Again, the reason why is that the number of coronavirus infections hasn’t been contained.

While defenders of the status quo like to argue that the number of deaths is incidental compared to the number of new infections, the two are obviously linked. As cases increase, so do deaths, though on a delay. The current surge in new cases began Sept. 12; the number of new deaths recorded each day began increasing about a month later.

(You’ll notice the late-November drops on both numbers. That’s probably a function of scaled-back reporting during the Thanksgiving holiday.)

It’s easy to retroactively identify the link between the number of new deaths and new cases, incorporating that lag. But for the past few months, there’s been a steady relationship: About 1.8 percent of new coronavirus infections have led to deaths a few weeks down the line. The period between the two has shifted a bit, but at this point, a 26-day lag offers the closest correlation to the average number of new deaths the country is seeing.

This is a seven-day average of new deaths, so while the country has seen recorded deaths top 3,000 for the past two days, the average hasn’t yet caught up.

But it probably will over the short term, based on the aforementioned ratio. If it holds over the next 26 days, the country would see more than 3,500 deaths per day by Jan. 1, 2021.

An estimate from the University of Washington’s Institute for Health Metrics and Evaluation has a less bleak projection, figuring that the average number of deaths each day will probably remain under 3,200 even in a worse-case scenario. That projection, though, is already tracking well behind what the country is seeing.
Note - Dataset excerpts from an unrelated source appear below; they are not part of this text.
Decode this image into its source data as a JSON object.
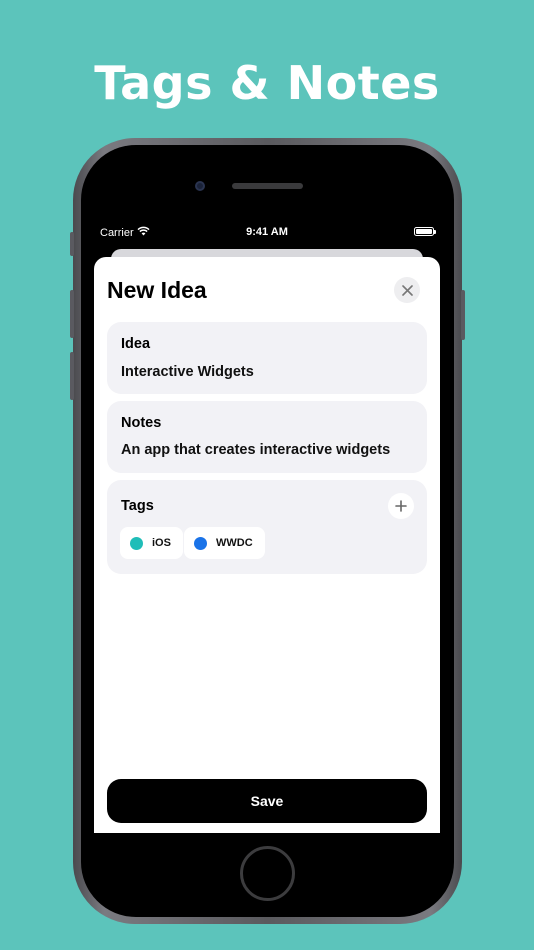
{
  "headline": "Tags & Notes",
  "status_bar": {
    "carrier": "Carrier",
    "time": "9:41 AM"
  },
  "sheet": {
    "title": "New Idea",
    "idea": {
      "label": "Idea",
      "value": "Interactive Widgets"
    },
    "notes": {
      "label": "Notes",
      "value": "An app that creates interactive widgets"
    },
    "tags": {
      "label": "Tags",
      "items": [
        {
          "label": "iOS",
          "color": "#1fbdb8"
        },
        {
          "label": "WWDC",
          "color": "#1a73e8"
        }
      ]
    },
    "save_label": "Save"
  },
  "icons": {
    "close": "close-icon",
    "add": "plus-icon",
    "wifi": "wifi-icon",
    "battery": "battery-icon"
  },
  "colors": {
    "background": "#5cc4bb",
    "field_bg": "#f2f2f6",
    "save_bg": "#000000"
  }
}
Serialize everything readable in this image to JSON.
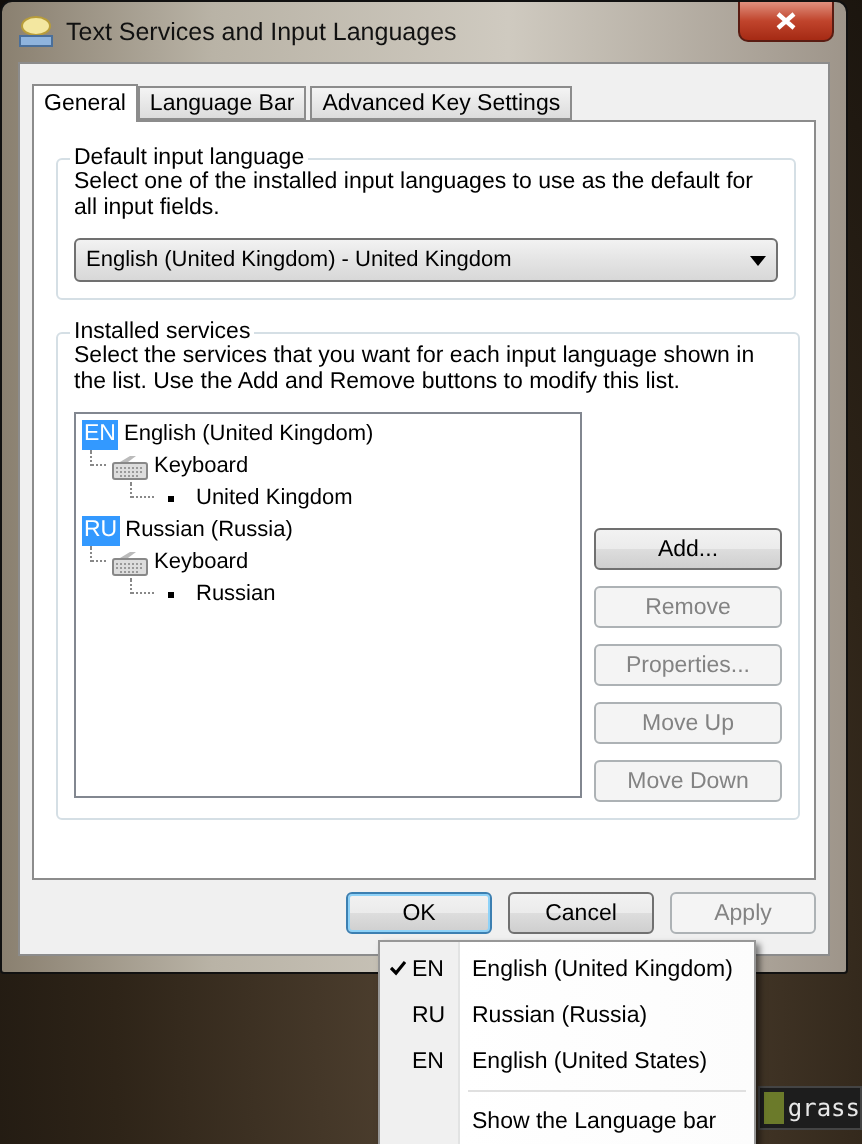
{
  "window": {
    "title": "Text Services and Input Languages"
  },
  "tabs": [
    {
      "label": "General",
      "selected": true
    },
    {
      "label": "Language Bar",
      "selected": false
    },
    {
      "label": "Advanced Key Settings",
      "selected": false
    }
  ],
  "default_input_language": {
    "heading": "Default input language",
    "description": "Select one of the installed input languages to use as the default for all input fields.",
    "value": "English (United Kingdom) - United Kingdom"
  },
  "installed_services": {
    "heading": "Installed services",
    "description": "Select the services that you want for each input language shown in the list. Use the Add and Remove buttons to modify this list.",
    "tree": [
      {
        "code": "EN",
        "label": "English (United Kingdom)",
        "children": [
          {
            "label": "Keyboard",
            "children": [
              {
                "label": "United Kingdom"
              }
            ]
          }
        ]
      },
      {
        "code": "RU",
        "label": "Russian (Russia)",
        "children": [
          {
            "label": "Keyboard",
            "children": [
              {
                "label": "Russian"
              }
            ]
          }
        ]
      }
    ],
    "buttons": [
      {
        "label": "Add...",
        "disabled": false
      },
      {
        "label": "Remove",
        "disabled": true
      },
      {
        "label": "Properties...",
        "disabled": true
      },
      {
        "label": "Move Up",
        "disabled": true
      },
      {
        "label": "Move Down",
        "disabled": true
      }
    ]
  },
  "dialog_buttons": [
    {
      "label": "OK",
      "disabled": false,
      "focused": true
    },
    {
      "label": "Cancel",
      "disabled": false,
      "focused": false
    },
    {
      "label": "Apply",
      "disabled": true,
      "focused": false
    }
  ],
  "language_menu": {
    "items": [
      {
        "kind": "language",
        "code": "EN",
        "label": "English (United Kingdom)",
        "checked": true
      },
      {
        "kind": "language",
        "code": "RU",
        "label": "Russian (Russia)",
        "checked": false
      },
      {
        "kind": "language",
        "code": "EN",
        "label": "English (United States)",
        "checked": false
      },
      {
        "kind": "separator"
      },
      {
        "kind": "command",
        "label": "Show the Language bar"
      }
    ]
  },
  "desktop_item": {
    "label": "grass"
  }
}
Even if the rate of new infections begins slowing immediately, the existing ratio of new cases to new deaths means that some 360,000 Americans will have lost their lives by the new year. The IHME projection puts the total number of new deaths by the end of January at about 400,000, give or take about 30,000.

The important factor here is that so much of what’s coming is already baked in. Combine that with the fact that the vaccine will be deployed relatively slowly, and the short-term picture is bleak.

“The reality is the vaccine approval this week’s not going to really impact that I think to any degree for the next 60 days,” Redfield said Thursday.

The best we can do for the next two months is to try to limit the number of new infections and thereby limit the number of new covid-19 deaths. There’s no point in allowing the virus to spread without control, given that a vaccine (several vaccines!) are on the horizon, which can generate herd immunity without the same death toll.

It would probably be useful for the president to embrace this message instead of one so heavily focused on assuming credit for the eventual vaccine.